Many farmers formed corporations back in the 1970’s and 1980’s and in most cases, they were formed for tax purposes.  Over time, these corporations build-up a large amount of deferred grain sales, prepaid farm expenses and other assets that have little or no tax basis (“cost”).  In order to prevent a double tax (a corporation pays a tax and then the shareholder pays a tax on the dividend), many farmers will make an S corporation election.

An S corporation does not pay any tax; rather the shareholders pay the tax (although usually the corporation make a tax-free distribution to reimburse the taxes paid by the shareholder).  However, if the S corporation was a regular “C” corporation, there is a potential built-gains tax that applies during the first five years of the S corporation (it was 10 years until the recent tax extenders bill changed it permanently to 5 years).  This tax is owed on any assets that have a “built-in” gain at the time of the S election.

Prime examples of this for farmers are (1) deferred payment contracts, (2) unsold grain and raised livestock, (3) prepaid farm expenses, etc.  Once these items are sold, the S corporation may owe a 35% tax on the income.  However, the income that is tax is reduced by the 35% tax, so the shareholders only pay tax on 65% of that income, not 100%.

Many tax advisors recommend against converting to an S corporation because of this built-in gains tax and the fact that all of these assets are usually recognized as income in the first year.  However, the built-in gains tax is only owed on the lessor of the built-in gains recognized that year or the taxable income of the corporation.  Since this is still a cash basis corporation with the ability to prepay farm expenses, defer crop sales, etc., it is usually very easy to keep farm income for these corporations at zero or show a small loss.  Additionally, a shareholder could pay commodity wages to the owner to reduce payroll taxes.  If the corporation has zero income for five years, then no built-in gains taxed is ever owed.
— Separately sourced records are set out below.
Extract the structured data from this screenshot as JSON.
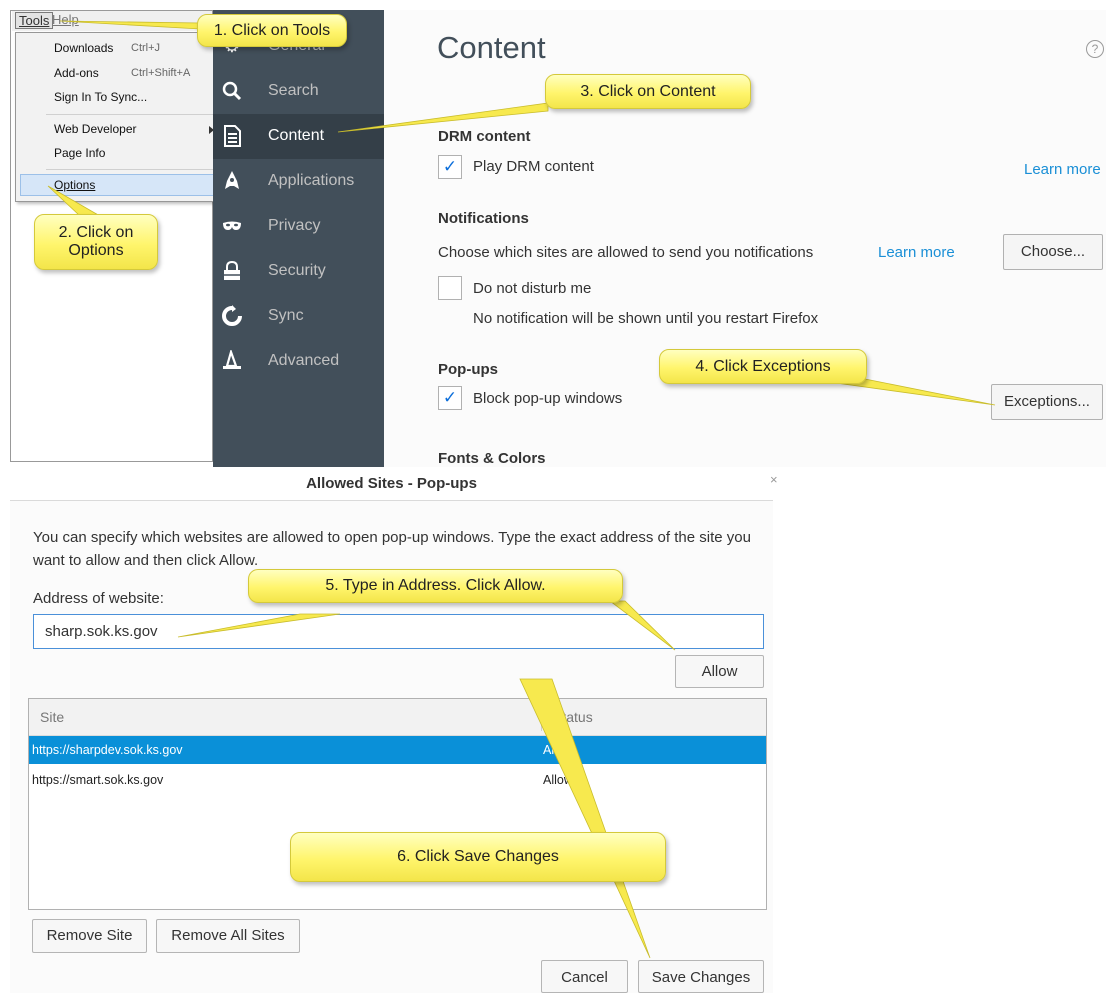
{
  "menubar": {
    "tools": "Tools",
    "help": "Help"
  },
  "tools_menu": {
    "downloads": "Downloads",
    "downloads_shortcut": "Ctrl+J",
    "addons": "Add-ons",
    "addons_shortcut": "Ctrl+Shift+A",
    "sync": "Sign In To Sync...",
    "web_developer": "Web Developer",
    "page_info": "Page Info",
    "options": "Options"
  },
  "sidebar": {
    "items": [
      {
        "label": "General",
        "icon": "gear-icon"
      },
      {
        "label": "Search",
        "icon": "search-icon"
      },
      {
        "label": "Content",
        "icon": "document-icon"
      },
      {
        "label": "Applications",
        "icon": "rocket-icon"
      },
      {
        "label": "Privacy",
        "icon": "mask-icon"
      },
      {
        "label": "Security",
        "icon": "lock-icon"
      },
      {
        "label": "Sync",
        "icon": "sync-icon"
      },
      {
        "label": "Advanced",
        "icon": "wizard-hat-icon"
      }
    ]
  },
  "content": {
    "title": "Content",
    "help": "?",
    "drm": {
      "heading": "DRM content",
      "checkbox": "Play DRM content",
      "checked": true,
      "learn_more": "Learn more"
    },
    "notifications": {
      "heading": "Notifications",
      "text": "Choose which sites are allowed to send you notifications",
      "learn_more": "Learn more",
      "choose": "Choose...",
      "dnd": "Do not disturb me",
      "dnd_checked": false,
      "dnd_note": "No notification will be shown until you restart Firefox"
    },
    "popups": {
      "heading": "Pop-ups",
      "checkbox": "Block pop-up windows",
      "checked": true,
      "exceptions": "Exceptions..."
    },
    "fonts_heading": "Fonts & Colors"
  },
  "dialog": {
    "title": "Allowed Sites - Pop-ups",
    "close": "×",
    "intro": "You can specify which websites are allowed to open pop-up windows. Type the exact address of the site you want to allow and then click Allow.",
    "address_label": "Address of website:",
    "address_value": "sharp.sok.ks.gov",
    "allow": "Allow",
    "columns": {
      "site": "Site",
      "status": "Status"
    },
    "rows": [
      {
        "site": "https://sharpdev.sok.ks.gov",
        "status": "Allow",
        "selected": true
      },
      {
        "site": "https://smart.sok.ks.gov",
        "status": "Allow",
        "selected": false
      }
    ],
    "remove_site": "Remove Site",
    "remove_all": "Remove All Sites",
    "cancel": "Cancel",
    "save": "Save Changes"
  },
  "callouts": {
    "step1": "1. Click on Tools",
    "step2_line1": "2. Click on",
    "step2_line2": "Options",
    "step3": "3. Click on Content",
    "step4": "4. Click Exceptions",
    "step5": "5. Type in Address. Click Allow.",
    "step6": "6. Click Save Changes"
  },
  "colors": {
    "sidebar": "#424f5a",
    "accent": "#0a90d8",
    "callout": "#fff56c"
  }
}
With low crop prices likely over the next few years, this is a good time to review whether you should switch to an S corporation.  Don’t let the built-in gains tax scare you away.  As we have shown, it may not apply (assuming you don’t sell farmland or equipment).

Paul Neiffer, CPA

  • Principal
  • CliftonLarsonAllen
  • Walla Walla, Washington
  • 509-823-2920

Paul Neiffer is a certified public accountant and business advisor specializing in income taxation, accounting services, and succession planning for farmers and agribusiness processors. Paul is a principal with CliftonLarsonAllen in Walla Walla, Washington, as well as a regular speaker at national conferences and contributor at agweb.com. Raised on a farm in central Washington, he has been immersed in the ag industry his entire life, including the last 30 years professionally. Paul and his wife purchase an 180 acre ranch in 2016 and enjoy keeping it full of animals.

Comments

Is Built In Gains tax due on growing crop in ground at the time of S election? Farmer plants wheat October, elects S status the following April and harvests/sells wheat 2 months later in June. Is BIG tax due on sale of wheat in June? All input expenses were deducted when C-Corp in March.